Her father had put paid to all of them. Out of fear of losing his beloved daughter, he’d intended to betroth her to a neighboring prince of an equally landlocked kingdom on the morning after her birthday. Curse or not, she’d been doomed to spend the rest of her days shuttered within a castle. Mayhap there was no escaping Fate.
“I was very privileged,” she said at last, once renewed grief and frustration had lessened enough to let her speak. “I was not only a princess, but an only child, born to an older king and queen who had despaired of begetting heirs at all. They cherished me more than life itself. I was as coddled and spoiled as you could surmise. Likely more so. As a child, I had maids and tutors and dolls and pets. Cake with every meal, were it what I pleased. Once I was grown, I had gowns and dances and handmaidens and suitors and the most ostentatious library in all the kingdom. Every knight jousted for my ribbon. Every peasant girl dreamed of being the beloved Princess Marigold. Then one day, I awoke to an empty castle and couldn’t get out.” She smiled, but like him, she knew her smile didn’t reach her eyes. “And now here we are.”
To her surprise, he appeared neither curious nor sympathetic. Instead, his eyes held hers with intense concentration, as if weighing each of her words for merit and truth. In the end, he shook his head. “No.”
She blinked. “No?”
He shook his head more firmly. “Nope. Definitely not Princess Marigold. You’re talking about yourself as if you were dead. Past tense. Over. But however long that part of your life lasted, it’s a tiny fraction of your past. A blink. I can’t meet that Marigold. I don’t even want to. I’m meeting you. Who are you now? Today? You’re not a girl who teases knights with hair ribbons. You’re a woman who has survived centuries trapped in an enchanted castle and managed to remain sane and intelligent and witty. That’s the only Marigold I’m interested in. The real you.”
It was long seconds before her jaw worked again, and even still, no words came to mind in answer. It was as if he’d taken a battering ram to the walls supporting her world, and broken straight through in a single drive.
He was right. He was actually right, and she still couldn’t fully grasp it. That girl she’d been—for nineteen short years—had nothing on the centuries she now counted to her name. She’d learned more about herself in the first few days of the curse than she had in the two decades leading up to it. She’d learned more about life, about what she could do, what she was made of, than she’d ever dreamed possible. And in all that
time, the possibility that she was in any way better off, somehow a better person, had never once entered her mind.
“I’m stronger,” she said slowly, warming to the idea. “Stronger than I ever was. Not in body, but in every way that matters. I’m smarter. The library I’d once had for show is now my favorite chamber in the keep. I can quote from most anything. And . . . I can shoot a grape at a hundred paces.” Her voice grew bolder as the words tumbled free. “A few knights left their quivers of arrows, and I practice every day. I also dabble in art. It doesn’t come naturally. I had to teach myself to understand color, force myself to practice until the image on the canvas was as clear as the one in my mind. And should I be presented with dice or playing cards, I will annihilate any knave in the game of his choosing.” Her lips curved. This time, her smile shone true.

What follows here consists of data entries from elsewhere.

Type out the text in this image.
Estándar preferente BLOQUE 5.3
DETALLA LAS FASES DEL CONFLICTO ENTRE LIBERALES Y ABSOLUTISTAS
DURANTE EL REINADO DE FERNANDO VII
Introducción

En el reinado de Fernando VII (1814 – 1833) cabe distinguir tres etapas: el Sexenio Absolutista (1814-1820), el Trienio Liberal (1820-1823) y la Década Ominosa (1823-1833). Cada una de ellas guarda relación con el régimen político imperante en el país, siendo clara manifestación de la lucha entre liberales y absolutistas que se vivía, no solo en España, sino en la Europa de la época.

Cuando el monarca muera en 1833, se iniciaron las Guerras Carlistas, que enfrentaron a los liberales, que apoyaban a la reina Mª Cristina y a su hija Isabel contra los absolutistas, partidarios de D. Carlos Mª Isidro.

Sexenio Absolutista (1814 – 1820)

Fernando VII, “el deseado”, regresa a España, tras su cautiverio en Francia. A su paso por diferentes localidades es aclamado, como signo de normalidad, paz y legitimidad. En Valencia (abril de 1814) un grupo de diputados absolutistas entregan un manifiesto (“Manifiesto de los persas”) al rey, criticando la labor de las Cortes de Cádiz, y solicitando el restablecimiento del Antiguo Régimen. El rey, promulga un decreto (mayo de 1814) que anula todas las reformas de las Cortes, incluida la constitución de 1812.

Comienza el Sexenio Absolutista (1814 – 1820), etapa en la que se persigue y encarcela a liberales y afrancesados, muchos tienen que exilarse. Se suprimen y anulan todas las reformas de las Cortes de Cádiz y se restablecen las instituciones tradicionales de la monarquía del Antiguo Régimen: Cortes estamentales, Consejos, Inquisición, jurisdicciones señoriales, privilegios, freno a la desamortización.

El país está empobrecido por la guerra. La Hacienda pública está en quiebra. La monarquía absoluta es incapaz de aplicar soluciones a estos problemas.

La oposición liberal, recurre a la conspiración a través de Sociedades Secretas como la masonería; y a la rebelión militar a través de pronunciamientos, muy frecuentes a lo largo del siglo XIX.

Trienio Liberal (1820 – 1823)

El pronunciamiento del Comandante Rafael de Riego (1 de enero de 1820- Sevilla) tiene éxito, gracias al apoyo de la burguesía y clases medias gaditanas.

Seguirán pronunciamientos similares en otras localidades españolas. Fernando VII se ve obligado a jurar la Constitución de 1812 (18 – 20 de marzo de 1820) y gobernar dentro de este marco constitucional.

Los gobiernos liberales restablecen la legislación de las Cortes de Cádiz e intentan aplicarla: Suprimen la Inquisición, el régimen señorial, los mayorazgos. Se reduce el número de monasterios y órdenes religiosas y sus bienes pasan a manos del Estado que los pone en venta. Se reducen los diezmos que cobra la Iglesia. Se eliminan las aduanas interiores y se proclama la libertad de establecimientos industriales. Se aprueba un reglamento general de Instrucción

Lance grinned back at her. “See? That’s a much better bio. You should write that one down.”
She nudged him. “Are you done eating, wastrel? I cannot withstand much more of the cauldron’s heat.”
“That’s because you’re bundled up like an Eskimo. I’m guessing spaghetti straps haven’t become a ‘thing’ yet in this neck of the woods?”
She narrowed her eyes at him. She had no idea what Eskimos or spaghetti straps were, and she was beginning to suspect these lapses in communication weren’t as innocent as she’d thought. By the wicked gleam in his eye, the scoundrel had been peppering his speech with such nonsense just to vex her.
“I shall return forthwith.” She turned and strode toward the kitchen door. “I wish to remove some of these tunics.”
He was right on her heels, his eyes alight with roguery. “Oh, I’ll happily come along for that.”